SAS Transport writer format parsing bug
gorcha opened this issue · 2 comments
Hi!
Just noticed there's a bug in the format parser when writing SAS xport files.
xport_write_variables
is using sscanf
to pull the format name, width and decimals:
ReadStat/src/sas/readstat_xport_write.c
Line 114 in f8731f8
Because there are no spaces between the name and the other bits the whole string is being consumed as the format name by %s
, and width and decimals are never set. In many cases this is still interpreted correctly from the name alone, but others have issues, for e.g.:
- COMMA10.3 - longer than 8 chars, so is cut off when storing the format name
- 10.3 - fails with an invalid name warning in SAS
It seems like a bit of a pain to parse - the format is <name><width>.<decimal>
, but width and decimal and the period between them are all optional. Name follows the SAS naming rules, with the additional requirement that it can't end in a number.
Thanks for the report. I think a format string like "%[A-Z]%d.%d"
might do the trick, but this will need testing.
Yeah that was my initial thought as well, but unfortunately it's a bit more irritating - the name can contain numbers as well so it probably needs a simple FSM.
The regex for the format string would be something silly like ($?[A-Za-z_]([A-Za-z_0-9]*[A-Za-z_])?)([0-9]*\.?)?([0-9]*)?

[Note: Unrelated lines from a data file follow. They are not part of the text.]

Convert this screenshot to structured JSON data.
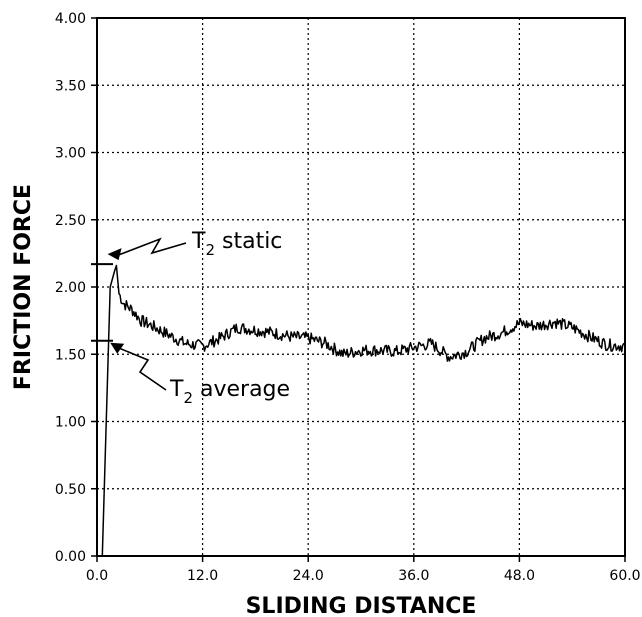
{
  "chart_data": {
    "type": "line",
    "title": "",
    "xlabel": "SLIDING DISTANCE",
    "ylabel": "FRICTION FORCE",
    "xlim": [
      0,
      60
    ],
    "ylim": [
      0,
      4
    ],
    "grid": true,
    "x_ticks": [
      0,
      12,
      24,
      36,
      48,
      60
    ],
    "x_tick_labels": [
      "0.0",
      "12.0",
      "24.0",
      "36.0",
      "48.0",
      "60.0"
    ],
    "y_ticks": [
      0,
      0.5,
      1,
      1.5,
      2,
      2.5,
      3,
      3.5,
      4
    ],
    "y_tick_labels": [
      "0.00",
      "0.50",
      "1.00",
      "1.50",
      "2.00",
      "2.50",
      "3.00",
      "3.50",
      "4.00"
    ],
    "series": [
      {
        "x": [
          0.6,
          1.5,
          2.0,
          2.2,
          2.5,
          3.0,
          4.0,
          5.0,
          6.0,
          8.0,
          10.0,
          12.0,
          14.0,
          16.0,
          18.0,
          20.0,
          22.0,
          24.0,
          26.0,
          28.0,
          30.0,
          32.0,
          34.0,
          36.0,
          38.0,
          40.0,
          42.0,
          44.0,
          46.0,
          48.0,
          50.0,
          52.0,
          54.0,
          56.0,
          58.0,
          60.0
        ],
        "y": [
          0.0,
          2.0,
          2.12,
          2.16,
          1.95,
          1.88,
          1.83,
          1.75,
          1.72,
          1.65,
          1.58,
          1.56,
          1.62,
          1.7,
          1.68,
          1.66,
          1.63,
          1.62,
          1.58,
          1.5,
          1.53,
          1.53,
          1.52,
          1.55,
          1.58,
          1.48,
          1.52,
          1.62,
          1.66,
          1.73,
          1.71,
          1.74,
          1.7,
          1.63,
          1.57,
          1.56
        ]
      }
    ],
    "reference_marks": [
      {
        "y": 2.17
      },
      {
        "y": 1.6
      }
    ],
    "annotations": [
      {
        "text": "T",
        "sub": "2",
        "rest": " static",
        "x": 2.2,
        "y": 2.16
      },
      {
        "text": "T",
        "sub": "2",
        "rest": " average",
        "x": 2.0,
        "y": 1.6
      }
    ]
  }
}
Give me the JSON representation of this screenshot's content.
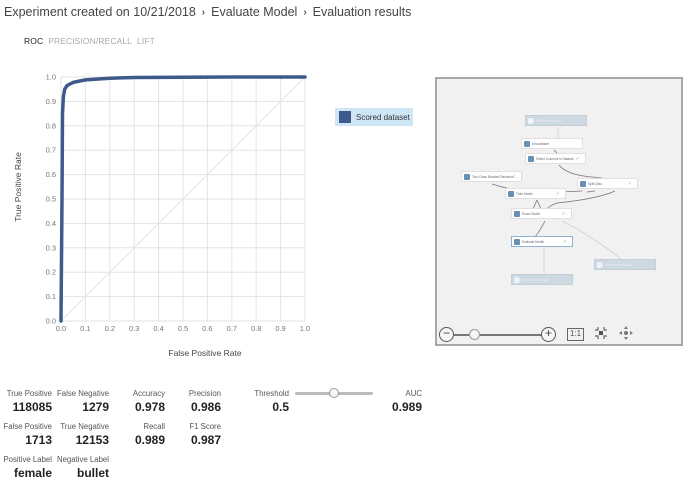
{
  "breadcrumb": {
    "items": [
      "Experiment created on 10/21/2018",
      "Evaluate Model",
      "Evaluation results"
    ],
    "separator": "›"
  },
  "tabs": [
    {
      "label": "ROC",
      "active": true
    },
    {
      "label": "PRECISION/RECALL",
      "active": false
    },
    {
      "label": "LIFT",
      "active": false
    }
  ],
  "legend": {
    "label": "Scored dataset",
    "color": "#3d5a8a"
  },
  "chart_data": {
    "type": "line",
    "title": "ROC",
    "xlabel": "False Positive Rate",
    "ylabel": "True Positive Rate",
    "xlim": [
      0.0,
      1.0
    ],
    "ylim": [
      0.0,
      1.0
    ],
    "x_ticks": [
      "0.0",
      "0.1",
      "0.2",
      "0.3",
      "0.4",
      "0.5",
      "0.6",
      "0.7",
      "0.8",
      "0.9",
      "1.0"
    ],
    "y_ticks": [
      "0.0",
      "0.1",
      "0.2",
      "0.3",
      "0.4",
      "0.5",
      "0.6",
      "0.7",
      "0.8",
      "0.9",
      "1.0"
    ],
    "grid": true,
    "legend_position": "right",
    "series": [
      {
        "name": "Scored dataset",
        "color": "#3d5a8a",
        "x": [
          0.0,
          0.004,
          0.006,
          0.01,
          0.015,
          0.025,
          0.05,
          0.1,
          0.2,
          0.3,
          0.5,
          0.7,
          1.0
        ],
        "y": [
          0.0,
          0.5,
          0.85,
          0.92,
          0.95,
          0.965,
          0.978,
          0.988,
          0.995,
          0.998,
          0.999,
          1.0,
          1.0
        ]
      },
      {
        "name": "Random baseline",
        "color": "#e6e6e6",
        "x": [
          0.0,
          1.0
        ],
        "y": [
          0.0,
          1.0
        ]
      }
    ]
  },
  "diagram": {
    "nodes": [
      {
        "id": "ws-input",
        "label": "Web service input",
        "type": "webservice"
      },
      {
        "id": "dataset",
        "label": "Kira dataset",
        "type": "module"
      },
      {
        "id": "select-cols",
        "label": "Select Columns in Dataset",
        "type": "module",
        "done": true
      },
      {
        "id": "two-class",
        "label": "Two-Class Boosted Decision...",
        "type": "module",
        "done": true
      },
      {
        "id": "split",
        "label": "Split Data",
        "type": "module",
        "done": true
      },
      {
        "id": "train",
        "label": "Train Model",
        "type": "module",
        "done": true
      },
      {
        "id": "score",
        "label": "Score Model",
        "type": "module",
        "done": true
      },
      {
        "id": "evaluate",
        "label": "Evaluate Model",
        "type": "module",
        "done": true,
        "selected": true
      },
      {
        "id": "ws-output-1",
        "label": "Web service output",
        "type": "webservice"
      },
      {
        "id": "ws-output-2",
        "label": "Web service output",
        "type": "webservice"
      }
    ],
    "check_glyph": "✓",
    "controls": {
      "zoom_out": "−",
      "zoom_in": "+",
      "actual_size": "1:1",
      "fit_icon": "fit-to-screen-icon",
      "pan_icon": "pan-icon"
    }
  },
  "metrics": {
    "true_positive": {
      "label": "True Positive",
      "value": "118085"
    },
    "false_negative": {
      "label": "False Negative",
      "value": "1279"
    },
    "false_positive": {
      "label": "False Positive",
      "value": "1713"
    },
    "true_negative": {
      "label": "True Negative",
      "value": "12153"
    },
    "accuracy": {
      "label": "Accuracy",
      "value": "0.978"
    },
    "precision": {
      "label": "Precision",
      "value": "0.986"
    },
    "recall": {
      "label": "Recall",
      "value": "0.989"
    },
    "f1": {
      "label": "F1 Score",
      "value": "0.987"
    },
    "threshold": {
      "label": "Threshold",
      "value": "0.5"
    },
    "auc": {
      "label": "AUC",
      "value": "0.989"
    },
    "positive_label": {
      "label": "Positive Label",
      "value": "female"
    },
    "negative_label": {
      "label": "Negative Label",
      "value": "bullet"
    }
  }
}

So numeric sequences need to take context into account. It seems easiest parsing from the end, so ignoring any validation of the format name itself something along these lines:
int num_seq_end;
for (int i = strlen(format) - 1; i >= 0; i--) {
switch(format[i]) {
case '.':
if (state == DECIMAL) { /* i + 1 to num_seq_end as decimal value */ }
state = PERIOD;
break;
case '0'...:
if (state == START) { state = DECIMAL; num_seq_end = i; }
if (state == PERIOD) { state = WIDTH; num_seq_end = i; }
break;
default:
if (state == DECIMAL) { /* i + 1 to num_seq_end as decimal value */ }
if (state == WIDTH) { /* i + 1 to num_seq_end as width value */ }
state = NAME;
}
if (state == NAME) {
/* start to i characters as format name */
break;
}
}